原來,他們倆便是那晚刺殺龍兵的五人其中的兩人,而這個安老就是那個領頭的高手。兩大高手同時出手對付連站立都成問題的龍兵,結果很顯然——龍兵必死!
眼看龍兵危在旦夕,已經搖搖欲墜,再無還手之力,即將死在這兩個卑鄙小人的手下時,遠處“轟”然一聲巨響,一道拳勁淩厲無匹的擊來,將安老的指力與姬無塵的劍勢一舉擊散,勁氣四溢間,更將兩人逼退三步。
定晴一看,安老油然大怒。
“溫先生,你這是什麼意思?龍兵是你們狼族和我們洞仙教的共同敵人,我們出手除去他有什麼不對嗎?”安老強自壓抑怒氣說道。
溫錄施施然走來,站定,負手望向二人,嘴角帶有一絲不屑。
“我們高山人崇拜英雄,鄙視小人。這個龍兵雖然是我們的敵人,可我們寧願他用英雄的方法死去,也不願親手殺死他,你們明白了嗎?”

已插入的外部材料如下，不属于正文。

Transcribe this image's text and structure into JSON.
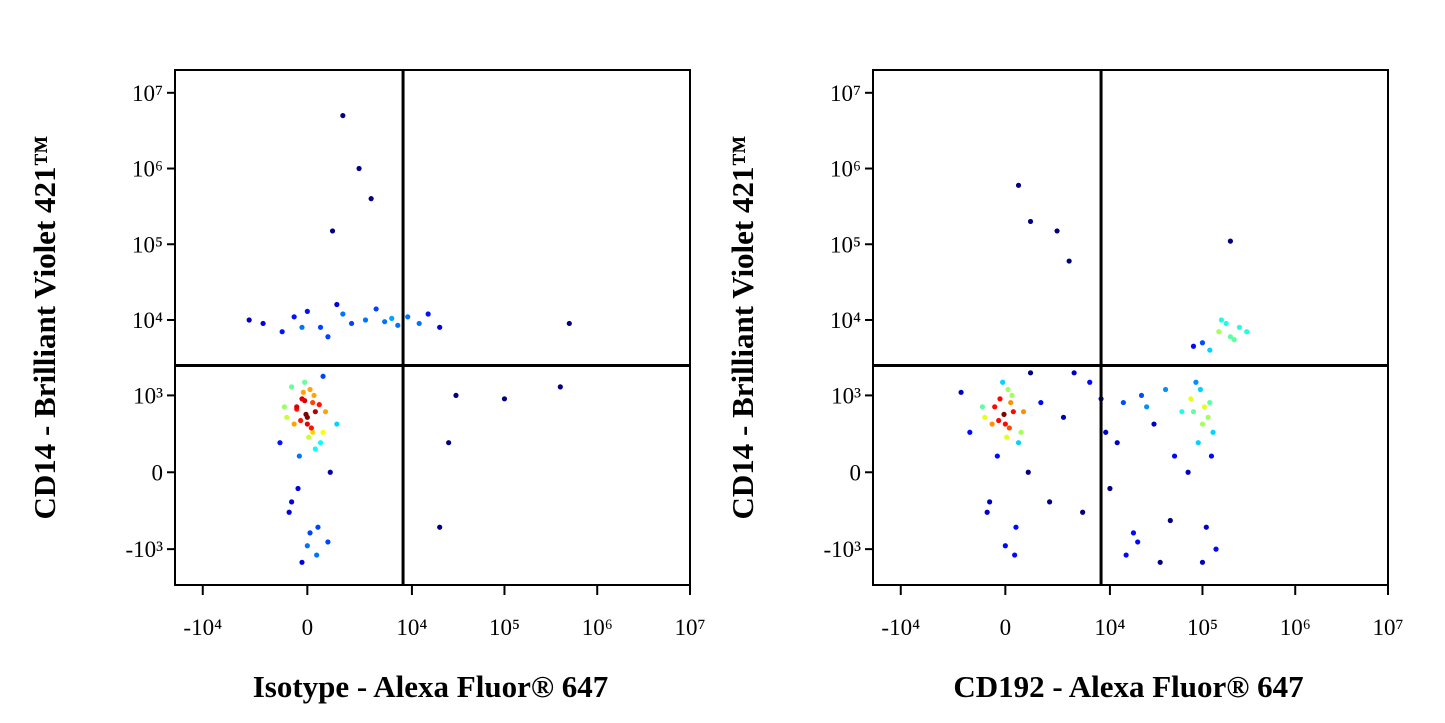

說罷,遠遠望了安圖一眼,眼神裡充滿了失望與傷感,心中暗想,為什麼烏力吉那樣的英雄卻生出了這樣一個敗絮其中的兒子。
龍兵嘴角帶血,凝神看著溫錄,重傷力竭之下雖然心智模糊,但卻依然將這番話聽得明明白。
“溫先生,謝謝你!”龍兵由衷地說道。
言罷,強自支撐重傷的身軀,緩緩望向遠處的人群中的安圖,隨後搖搖頭,重又轉頭望向溫錄,從背上再次解下那把冰火神刀。
“溫先生,我剛才除去與安圖決戰外,你可曾看到我用這把神刀傷害過一個狼族戰士?”龍兵忽然間問起這個奇怪的問題。

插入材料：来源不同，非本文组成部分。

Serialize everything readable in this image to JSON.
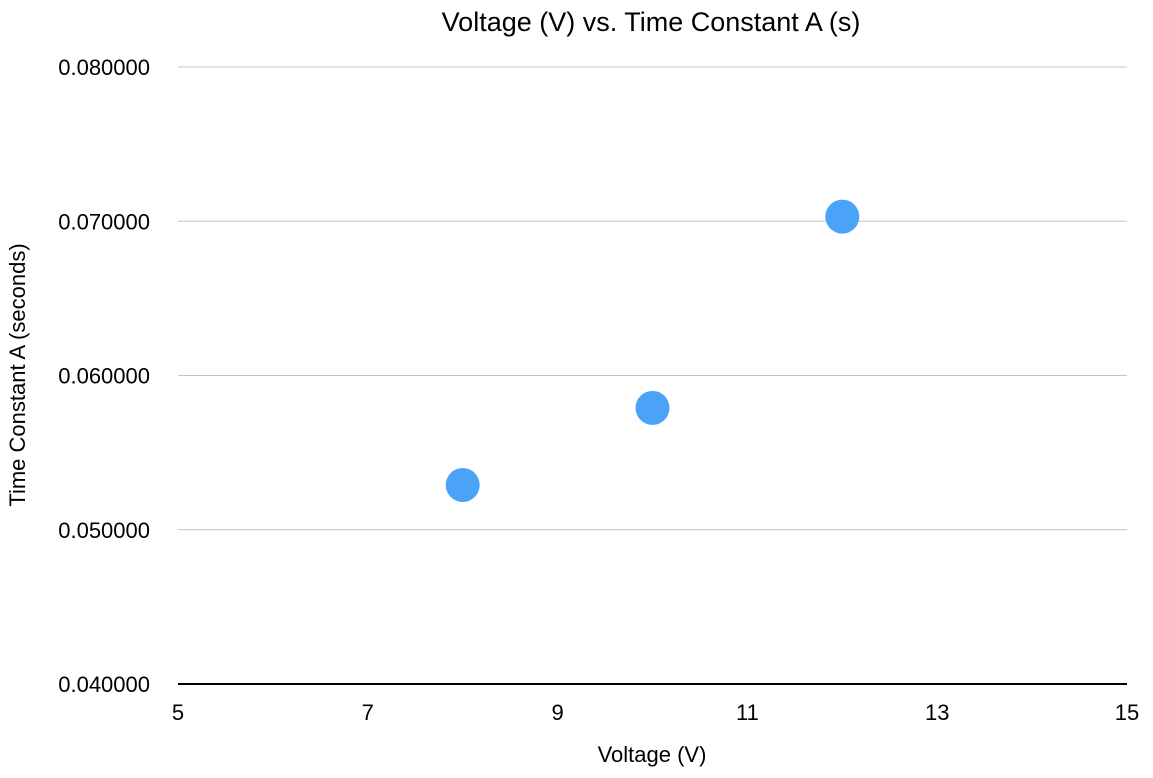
{
  "chart_data": {
    "type": "scatter",
    "title": "Voltage (V) vs. Time Constant A (s)",
    "xlabel": "Voltage (V)",
    "ylabel": "Time Constant A (seconds)",
    "xlim": [
      5,
      15
    ],
    "ylim": [
      0.04,
      0.08
    ],
    "x_ticks": [
      "5",
      "7",
      "9",
      "11",
      "13",
      "15"
    ],
    "y_ticks": [
      "0.040000",
      "0.050000",
      "0.060000",
      "0.070000",
      "0.080000"
    ],
    "grid": "horizontal",
    "legend": "none",
    "series": [
      {
        "color": "#4AA3F7",
        "points": [
          {
            "x": 8,
            "y": 0.0529
          },
          {
            "x": 10,
            "y": 0.0579
          },
          {
            "x": 12,
            "y": 0.0703
          }
        ]
      }
    ]
  }
}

“沒有。”溫錄神色一黯,別過臉去,不忍再看龍兵。“溫先生,你一定知道我為什麼不使用這把冰火神刀的原因。”龍兵勉強露出一絲笑容說道。
“是的,你不願意用這把高山上的神刀傷害任何一位高山人,你要對得這把神刀,對得起巴喀先祖。”溫錄充滿感情地說道。
聽到此處,周圍的狼族戰士們,心下一陣羞愧,一陣感動,人人心裡濤伏波湧。
“但是,現在,我要用這把神刀來終結我自己的生命,我要像個高山人心裡的英雄一樣死去,唯有這樣,才不負這把神刀!”龍兵慘然一笑。生命,正飛快地從他身上消逝。
他繼續說下去,聲音漸漸微弱,“安圖,他不配擁有這把神刀。可是,這把神刀畢竟是高山聖物,還是要由高山人來掌握。卑鄙無恥的小人如果擁有了它,只會憑白玷汙它,您是高山狼族的月神,英雄蓋世,胸襟磊落,也只有你配擁有這把神刀。待我死後,我希望你來保管這把神刀,待參透天地之秘時,再把它送回天峽。”
說罷,眼中重新神光大盛,刀架脖頸之中,心中狂嘶一聲,“師傅,我對不起你的教化之恩;天香,你,保重……”,眼中兩行英雄淚緩緩溢位,功聚雙手,就待運力劃下。
眾人都下意識的一閉眼,不忍淬睹這個英雄蓋世的人物那血光崩現的慘烈一幕。
“龍兵,你死了我也不活。”一聲厲叫遠遠傳來,白色的身影沖破人群,飛般向場中疾射。錯愕之間,眾狼族戰士甚至沒有人加以阻擋。
龍兵一怔,他心裡那個人,還是來了,難道她要與自己一同赴死嗎?
雙目迷離,向聲音起處望去,塞莉亞早已經電射至身旁。下一刻,她已經扶住了搖搖欲墜的龍兵,沒有說話,滿目淚水,滿懷傷情。“你真要舍我而去麼?”塞莉亞悽苦地問道。龍兵勉強露出微笑,輕輕將塞莉亞耳邊被風吹亂的發絲理順壓至耳後,動作輕柔、舒緩,像是愛撫著一件易碎的玉器。
“天香,你不應該來。也許,這是我最後一次為你挽青絲了。”龍兵又是慘然一笑,張張嘴,還想再說些什麼,卻驀地沉下頭去,昏了過去。
他本抱了必死之心想以英雄的方式了結自己,可是塞莉亞這一來,牽動了他心底深處最易崩折的那根弓弦,他不願塞莉亞與自己一同赴死,可又保護不了自己心愛的人,急痛攻心再加上傷勢過重,不由地昏了過去。